Nice try but it doesn't preserve the order of the list.


http://aspn.activestate.com/ASPN/Cookbook/Python/Recipe/107747 shows how to make an ordered dictionary.


prefer the list comp personally, but
for idx, item in enumerate(list_):
if ss(item) == element:
del list_[idx]
# is it a bit more efficient in worst case.

Peter Bengtsson

See the test cases on http://www.peterbe.com/plog/case-insensitive-list-remove-call-part-ii/iremove.py
and notice how unfortunately few of them are long lists. If they were really really long, a O(log n) method like this might beat the list comprehension one.

Jussi Salmela

You asked for a better way to do the removal. I interpreted it to mean 'shorter, more Pythonic' or something like that.

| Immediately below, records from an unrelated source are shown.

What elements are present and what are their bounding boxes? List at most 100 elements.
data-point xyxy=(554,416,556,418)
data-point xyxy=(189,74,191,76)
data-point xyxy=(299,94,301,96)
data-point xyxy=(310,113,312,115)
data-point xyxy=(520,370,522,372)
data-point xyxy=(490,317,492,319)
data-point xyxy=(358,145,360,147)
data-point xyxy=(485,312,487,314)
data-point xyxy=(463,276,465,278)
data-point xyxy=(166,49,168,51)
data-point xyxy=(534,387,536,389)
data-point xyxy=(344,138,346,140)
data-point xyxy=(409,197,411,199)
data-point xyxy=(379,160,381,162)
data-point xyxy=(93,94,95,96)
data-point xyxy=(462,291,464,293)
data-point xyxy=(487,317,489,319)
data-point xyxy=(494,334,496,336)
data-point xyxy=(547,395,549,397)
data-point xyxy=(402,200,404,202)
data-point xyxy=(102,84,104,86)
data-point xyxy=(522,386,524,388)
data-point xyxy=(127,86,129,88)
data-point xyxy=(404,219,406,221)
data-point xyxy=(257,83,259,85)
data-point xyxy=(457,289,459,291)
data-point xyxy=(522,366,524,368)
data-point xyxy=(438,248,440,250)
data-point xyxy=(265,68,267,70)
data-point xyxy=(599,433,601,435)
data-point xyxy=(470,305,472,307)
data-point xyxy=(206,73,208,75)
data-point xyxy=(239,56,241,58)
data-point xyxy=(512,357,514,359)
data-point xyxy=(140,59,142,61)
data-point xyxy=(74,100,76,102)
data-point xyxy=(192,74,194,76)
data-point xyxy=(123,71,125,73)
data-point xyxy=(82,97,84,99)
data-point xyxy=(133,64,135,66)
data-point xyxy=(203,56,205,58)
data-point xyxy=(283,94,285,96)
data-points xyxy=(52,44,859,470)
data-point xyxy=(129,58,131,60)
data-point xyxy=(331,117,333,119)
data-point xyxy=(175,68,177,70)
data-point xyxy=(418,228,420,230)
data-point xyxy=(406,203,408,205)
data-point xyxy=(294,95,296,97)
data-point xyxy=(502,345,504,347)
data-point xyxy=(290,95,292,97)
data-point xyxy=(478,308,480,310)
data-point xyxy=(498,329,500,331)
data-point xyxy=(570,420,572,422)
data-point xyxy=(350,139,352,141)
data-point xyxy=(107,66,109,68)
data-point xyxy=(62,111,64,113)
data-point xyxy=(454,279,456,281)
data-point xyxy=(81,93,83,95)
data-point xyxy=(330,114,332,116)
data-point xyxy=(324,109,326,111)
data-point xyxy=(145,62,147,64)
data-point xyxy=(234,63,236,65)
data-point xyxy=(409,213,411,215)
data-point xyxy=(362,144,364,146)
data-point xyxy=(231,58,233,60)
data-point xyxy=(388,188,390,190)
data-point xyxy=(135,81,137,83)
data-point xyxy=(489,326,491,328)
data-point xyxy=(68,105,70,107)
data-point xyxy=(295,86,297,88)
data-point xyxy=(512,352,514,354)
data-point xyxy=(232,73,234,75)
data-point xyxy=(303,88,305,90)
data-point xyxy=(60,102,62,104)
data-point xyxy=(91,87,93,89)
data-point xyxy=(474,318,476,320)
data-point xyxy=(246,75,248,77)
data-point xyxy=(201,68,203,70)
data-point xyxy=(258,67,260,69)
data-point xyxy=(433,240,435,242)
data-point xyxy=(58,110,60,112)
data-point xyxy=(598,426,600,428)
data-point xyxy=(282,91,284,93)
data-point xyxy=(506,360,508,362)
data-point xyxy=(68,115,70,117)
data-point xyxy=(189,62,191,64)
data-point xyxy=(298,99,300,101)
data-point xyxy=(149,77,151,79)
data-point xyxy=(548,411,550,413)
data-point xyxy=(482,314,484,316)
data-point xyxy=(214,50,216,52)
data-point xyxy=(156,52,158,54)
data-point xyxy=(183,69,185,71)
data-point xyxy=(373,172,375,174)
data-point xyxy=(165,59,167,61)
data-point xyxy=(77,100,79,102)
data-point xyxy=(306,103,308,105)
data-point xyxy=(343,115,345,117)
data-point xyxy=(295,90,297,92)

If we instead are talking about speed, I have a new one for you:

def f7(L,e):
....eLower = e.lower()
....eUpper = e.upper()
....L = [x for x in L if x != eLower and x != eUpper]

I don't know what kind of beast your machine is because my timings are much slower than yours. They tend to vary a little (GC?) but here's a typical run:

f1 1.59400010109
f2 2.65599989891
f3 2.23399996758
f4 0.921999931335
f5 0.905999898911
f6 1.73400020599
f7 0.43700003624

Please don't announce the winner before the race is over! :)

Jussi Salmela

This solution works for lists of single characters only! Sorry!

Jussi Salmela

How about using dictionaries? I didn't expect improvement speedwise. I was wrong. That's nothing new: I've been wrong before!

def f8(L,e):
....d = {}
....# The value could be anything, really
....d[e.lower()] = d[e.upper()] = True
....L = [x for x in L if not x in d]

Timings on my machine:
f7 0.43 - 0.48
f8 0.28 - 0.33

Jussi Salmela

This solution works for lists of single characters only! Sorry!